In response to this letter, the RFA noted: “EPA has all the data and authority it needs to approve the use of E12 today.  For that matter, EPA has all the data it needs to approve the use of E15 for all vehicles instead of this ill-advised bifurcated approach it is pursuing.  I suspect these groups would oppose a resolution in support of Mothers’ Day if the mothers agreed it was time to develop renewable fuels.  Simply saying no isn’t a solution, but it is increasingly clear they are not in the business of solution.  Their goal is to continue America’s reliance on oil despite the dangers to our economy, our environment, and our security that it poses.”
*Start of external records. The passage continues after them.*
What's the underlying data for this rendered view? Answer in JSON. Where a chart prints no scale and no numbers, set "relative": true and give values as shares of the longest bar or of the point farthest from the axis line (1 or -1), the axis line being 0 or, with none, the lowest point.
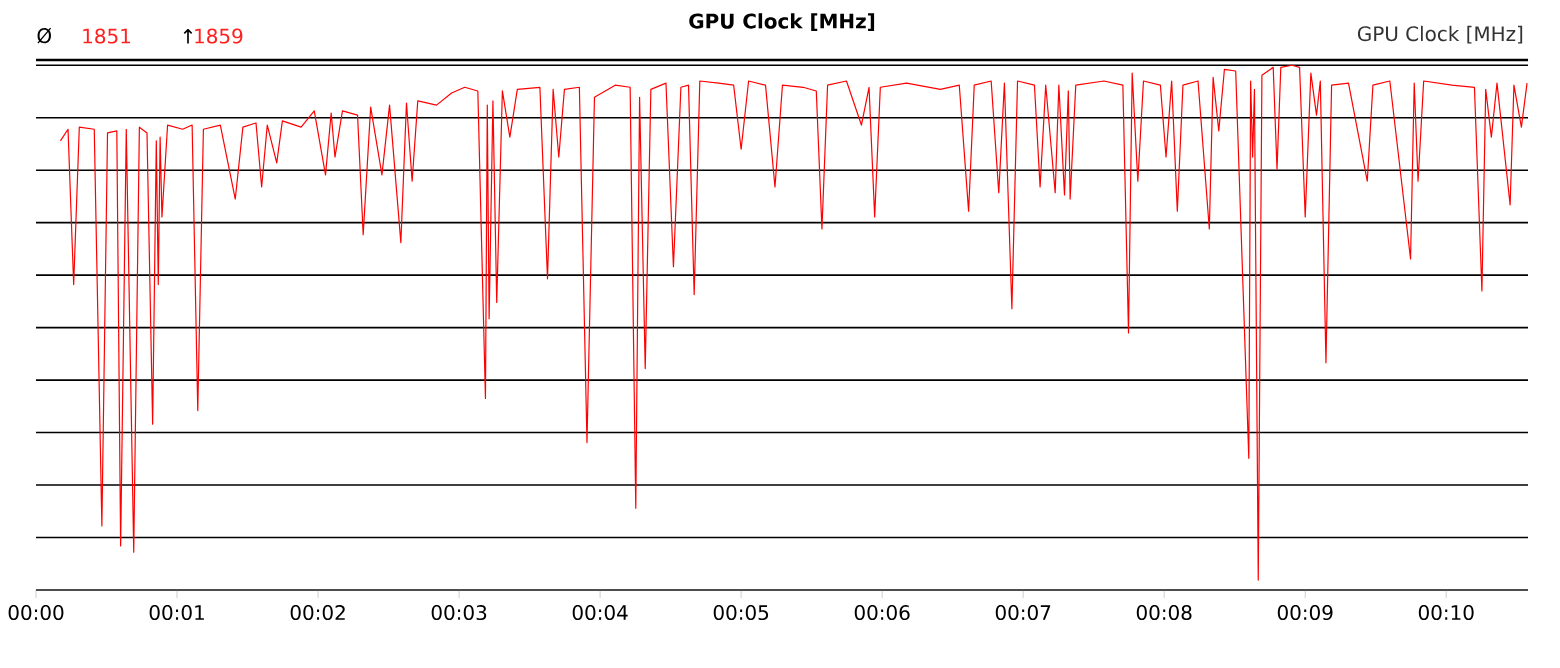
{
  "chart_data": {
    "type": "line",
    "title": "GPU Clock [MHz]",
    "annotations": [
      "Ø",
      "1851",
      "↑",
      "1859",
      "GPU Clock [MHz]"
    ],
    "relative": true,
    "color": "#ff0000",
    "grid": "y",
    "xlim": [
      0,
      10.58
    ],
    "xticks": [
      {
        "value": 0,
        "label": "00:00"
      },
      {
        "value": 1,
        "label": "00:01"
      },
      {
        "value": 2,
        "label": "00:02"
      },
      {
        "value": 3,
        "label": "00:03"
      },
      {
        "value": 4,
        "label": "00:04"
      },
      {
        "value": 5,
        "label": "00:05"
      },
      {
        "value": 6,
        "label": "00:06"
      },
      {
        "value": 7,
        "label": "00:07"
      },
      {
        "value": 8,
        "label": "00:08"
      },
      {
        "value": 9,
        "label": "00:09"
      },
      {
        "value": 10,
        "label": "00:10"
      }
    ],
    "x": [
      0.173,
      0.227,
      0.267,
      0.307,
      0.413,
      0.467,
      0.507,
      0.573,
      0.6,
      0.64,
      0.693,
      0.733,
      0.787,
      0.827,
      0.853,
      0.867,
      0.88,
      0.893,
      0.933,
      1.04,
      1.107,
      1.147,
      1.187,
      1.307,
      1.413,
      1.467,
      1.56,
      1.6,
      1.64,
      1.707,
      1.747,
      1.88,
      1.973,
      2.053,
      2.093,
      2.12,
      2.173,
      2.28,
      2.32,
      2.373,
      2.453,
      2.507,
      2.587,
      2.627,
      2.667,
      2.707,
      2.84,
      2.947,
      3.04,
      3.133,
      3.187,
      3.2,
      3.213,
      3.24,
      3.267,
      3.307,
      3.36,
      3.413,
      3.573,
      3.627,
      3.667,
      3.707,
      3.747,
      3.853,
      3.907,
      3.96,
      4.107,
      4.213,
      4.253,
      4.28,
      4.32,
      4.36,
      4.467,
      4.52,
      4.573,
      4.627,
      4.667,
      4.707,
      4.84,
      4.947,
      5.0,
      5.053,
      5.173,
      5.24,
      5.293,
      5.44,
      5.533,
      5.573,
      5.613,
      5.747,
      5.853,
      5.907,
      5.947,
      5.987,
      6.173,
      6.413,
      6.547,
      6.613,
      6.653,
      6.773,
      6.827,
      6.867,
      6.92,
      6.96,
      7.08,
      7.12,
      7.16,
      7.227,
      7.253,
      7.293,
      7.32,
      7.333,
      7.373,
      7.573,
      7.707,
      7.747,
      7.773,
      7.813,
      7.853,
      7.973,
      8.013,
      8.053,
      8.093,
      8.133,
      8.24,
      8.32,
      8.347,
      8.387,
      8.427,
      8.507,
      8.6,
      8.613,
      8.627,
      8.64,
      8.667,
      8.693,
      8.773,
      8.8,
      8.827,
      8.907,
      8.96,
      9.0,
      9.04,
      9.08,
      9.107,
      9.147,
      9.187,
      9.307,
      9.44,
      9.48,
      9.6,
      9.747,
      9.773,
      9.8,
      9.84,
      10.04,
      10.2,
      10.253,
      10.28,
      10.32,
      10.36,
      10.453,
      10.48,
      10.533,
      10.573
    ],
    "values": [
      0.856,
      0.878,
      0.582,
      0.882,
      0.878,
      0.122,
      0.871,
      0.875,
      0.084,
      0.878,
      0.072,
      0.882,
      0.871,
      0.316,
      0.856,
      0.582,
      0.863,
      0.711,
      0.886,
      0.878,
      0.886,
      0.342,
      0.878,
      0.886,
      0.745,
      0.882,
      0.89,
      0.768,
      0.886,
      0.814,
      0.894,
      0.882,
      0.913,
      0.791,
      0.909,
      0.825,
      0.913,
      0.905,
      0.677,
      0.92,
      0.791,
      0.924,
      0.662,
      0.928,
      0.779,
      0.932,
      0.924,
      0.947,
      0.958,
      0.951,
      0.365,
      0.924,
      0.517,
      0.932,
      0.548,
      0.951,
      0.863,
      0.954,
      0.958,
      0.593,
      0.954,
      0.825,
      0.954,
      0.958,
      0.281,
      0.939,
      0.962,
      0.958,
      0.156,
      0.939,
      0.422,
      0.954,
      0.966,
      0.616,
      0.958,
      0.962,
      0.563,
      0.97,
      0.966,
      0.962,
      0.84,
      0.97,
      0.962,
      0.768,
      0.962,
      0.958,
      0.951,
      0.688,
      0.962,
      0.97,
      0.886,
      0.958,
      0.711,
      0.958,
      0.966,
      0.954,
      0.962,
      0.722,
      0.962,
      0.97,
      0.757,
      0.966,
      0.536,
      0.97,
      0.962,
      0.768,
      0.962,
      0.757,
      0.962,
      0.753,
      0.951,
      0.745,
      0.962,
      0.97,
      0.962,
      0.49,
      0.985,
      0.779,
      0.97,
      0.962,
      0.825,
      0.97,
      0.722,
      0.962,
      0.97,
      0.688,
      0.977,
      0.875,
      0.992,
      0.989,
      0.251,
      0.97,
      0.825,
      0.954,
      0.019,
      0.981,
      0.996,
      0.802,
      0.996,
      1.0,
      0.996,
      0.711,
      0.985,
      0.905,
      0.97,
      0.433,
      0.962,
      0.966,
      0.779,
      0.962,
      0.97,
      0.631,
      0.966,
      0.779,
      0.97,
      0.962,
      0.958,
      0.57,
      0.954,
      0.863,
      0.966,
      0.734,
      0.962,
      0.882,
      0.966
    ]
  }
}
In addition, a for-profit website company, Edmunds.com, wrote to EPA asking them to consider consumers in their decision to “dilute U.S. gasoline with as much as 15% ethanol, up 50% from the current maximum”, as if that wasn’t part of what is taking EPA so long to come to a decision.  In its press release, this self-professed premier online resource for automotive information failed to provide its readers with fully accurate information.  Specifically, it questioned why EPA would act before testing is complete (which EPA is not, at least in its current bifurcated market approach).  It also asked EPA to at least allow it as an additional grade of gasoline.  On both of these questions, the people at Edmunds are misinformed.

First, this waiver request would allow for up to 15% ethanol and does not mandate fuel contain 15% ethanol.  Retailers would be free to offer any blend up to 15% they chose. 
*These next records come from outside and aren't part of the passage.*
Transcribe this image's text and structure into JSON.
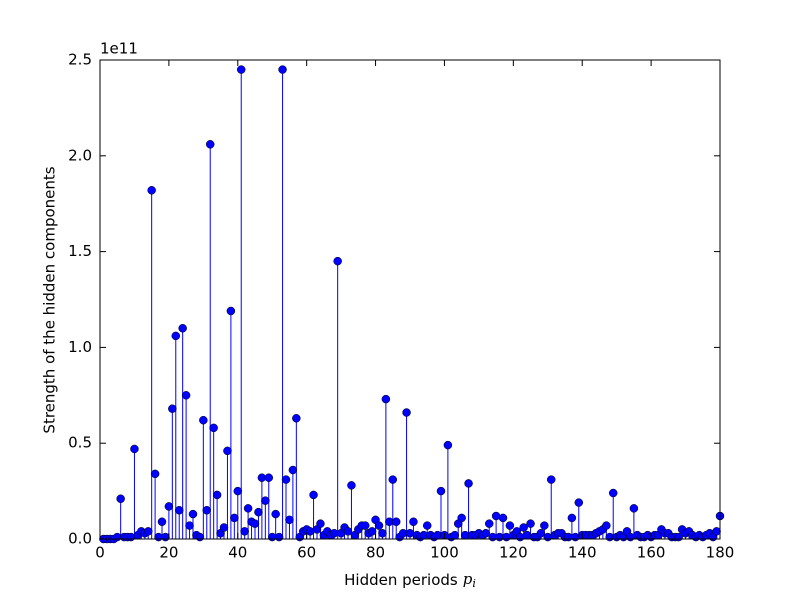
{
  "chart_data": {
    "type": "stem",
    "offset_label": "1e11",
    "xlabel": "Hidden periods",
    "xlabel_symbol": "p",
    "xlabel_subscript": "i",
    "ylabel": "Strength of the hidden components",
    "color": "#0000ff",
    "xlim": [
      0,
      180
    ],
    "xticks": [
      0,
      20,
      40,
      60,
      80,
      100,
      120,
      140,
      160,
      180
    ],
    "ylim": [
      0,
      2.5
    ],
    "yticks": [
      {
        "value": 0,
        "label": "0.0"
      },
      0.5,
      {
        "value": 1,
        "label": "1.0"
      },
      1.5,
      {
        "value": 2,
        "label": "2.0"
      },
      2.5
    ],
    "x": [
      1,
      2,
      3,
      4,
      5,
      6,
      7,
      8,
      9,
      10,
      11,
      12,
      13,
      14,
      15,
      16,
      17,
      18,
      19,
      20,
      21,
      22,
      23,
      24,
      25,
      26,
      27,
      28,
      29,
      30,
      31,
      32,
      33,
      34,
      35,
      36,
      37,
      38,
      39,
      40,
      41,
      42,
      43,
      44,
      45,
      46,
      47,
      48,
      49,
      50,
      51,
      52,
      53,
      54,
      55,
      56,
      57,
      58,
      59,
      60,
      61,
      62,
      63,
      64,
      65,
      66,
      67,
      68,
      69,
      70,
      71,
      72,
      73,
      74,
      75,
      76,
      77,
      78,
      79,
      80,
      81,
      82,
      83,
      84,
      85,
      86,
      87,
      88,
      89,
      90,
      91,
      92,
      93,
      94,
      95,
      96,
      97,
      98,
      99,
      100,
      101,
      102,
      103,
      104,
      105,
      106,
      107,
      108,
      109,
      110,
      111,
      112,
      113,
      114,
      115,
      116,
      117,
      118,
      119,
      120,
      121,
      122,
      123,
      124,
      125,
      126,
      127,
      128,
      129,
      130,
      131,
      132,
      133,
      134,
      135,
      136,
      137,
      138,
      139,
      140,
      141,
      142,
      143,
      144,
      145,
      146,
      147,
      148,
      149,
      150,
      151,
      152,
      153,
      154,
      155,
      156,
      157,
      158,
      159,
      160,
      161,
      162,
      163,
      164,
      165,
      166,
      167,
      168,
      169,
      170,
      171,
      172,
      173,
      174,
      175,
      176,
      177,
      178,
      179,
      180
    ],
    "values": [
      0,
      0,
      0,
      0,
      0.01,
      0.21,
      0.01,
      0.01,
      0.01,
      0.47,
      0.02,
      0.04,
      0.03,
      0.04,
      1.82,
      0.34,
      0.01,
      0.09,
      0.01,
      0.17,
      0.68,
      1.06,
      0.15,
      1.1,
      0.75,
      0.07,
      0.13,
      0.02,
      0.01,
      0.62,
      0.15,
      2.06,
      0.58,
      0.23,
      0.03,
      0.06,
      0.46,
      1.19,
      0.11,
      0.25,
      2.45,
      0.04,
      0.16,
      0.09,
      0.08,
      0.14,
      0.32,
      0.2,
      0.32,
      0.01,
      0.13,
      0.01,
      2.45,
      0.31,
      0.1,
      0.36,
      0.63,
      0.01,
      0.04,
      0.05,
      0.04,
      0.23,
      0.05,
      0.08,
      0.02,
      0.04,
      0.02,
      0.03,
      1.45,
      0.03,
      0.06,
      0.04,
      0.28,
      0.02,
      0.05,
      0.07,
      0.07,
      0.03,
      0.04,
      0.1,
      0.07,
      0.03,
      0.73,
      0.09,
      0.31,
      0.09,
      0.01,
      0.03,
      0.66,
      0.03,
      0.09,
      0.02,
      0.01,
      0.02,
      0.07,
      0.02,
      0.01,
      0.02,
      0.25,
      0.02,
      0.49,
      0.01,
      0.02,
      0.08,
      0.11,
      0.02,
      0.29,
      0.02,
      0.02,
      0.03,
      0.02,
      0.03,
      0.08,
      0.01,
      0.12,
      0.01,
      0.11,
      0.01,
      0.07,
      0.02,
      0.04,
      0.01,
      0.06,
      0.02,
      0.08,
      0.01,
      0.01,
      0.03,
      0.07,
      0.01,
      0.31,
      0.02,
      0.03,
      0.03,
      0.01,
      0.01,
      0.11,
      0.01,
      0.19,
      0.02,
      0.02,
      0.02,
      0.02,
      0.03,
      0.04,
      0.05,
      0.07,
      0.01,
      0.24,
      0.01,
      0.02,
      0.01,
      0.04,
      0.01,
      0.16,
      0.02,
      0.01,
      0.01,
      0.02,
      0.01,
      0.02,
      0.02,
      0.05,
      0.03,
      0.03,
      0.01,
      0.01,
      0.01,
      0.05,
      0.03,
      0.04,
      0.02,
      0.01,
      0.02,
      0.01,
      0.02,
      0.03,
      0.01,
      0.04,
      0.12
    ]
  }
}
Second, test after test, study after study has proven E15 to be a safe and effective fuel.  Instead of using words like “dilute” in its press statement, this group ought to be informing its readers about the true benefits of ethanol, including its high performance characteristics and ability to reduce air pollution resulting from tailpipe emissions. 

Further, to Edmunds concern about fuel mileage, the reduction would be modest at most and unnoticeable to people who drive on E10 blends today. 

This coordinated attack on increasing ethanol blends smells a bit sulfuric, as in it wreaks of Big Oil involvement.  That shouldn’t come as a surprise given that the fossil fuel industry is spending $500 million a year to thwart renewable fuel policies on Capitol Hill. 

But hey, what’s $500 million when you have to spend at least $20 billion to clean up your mess in the Gulf?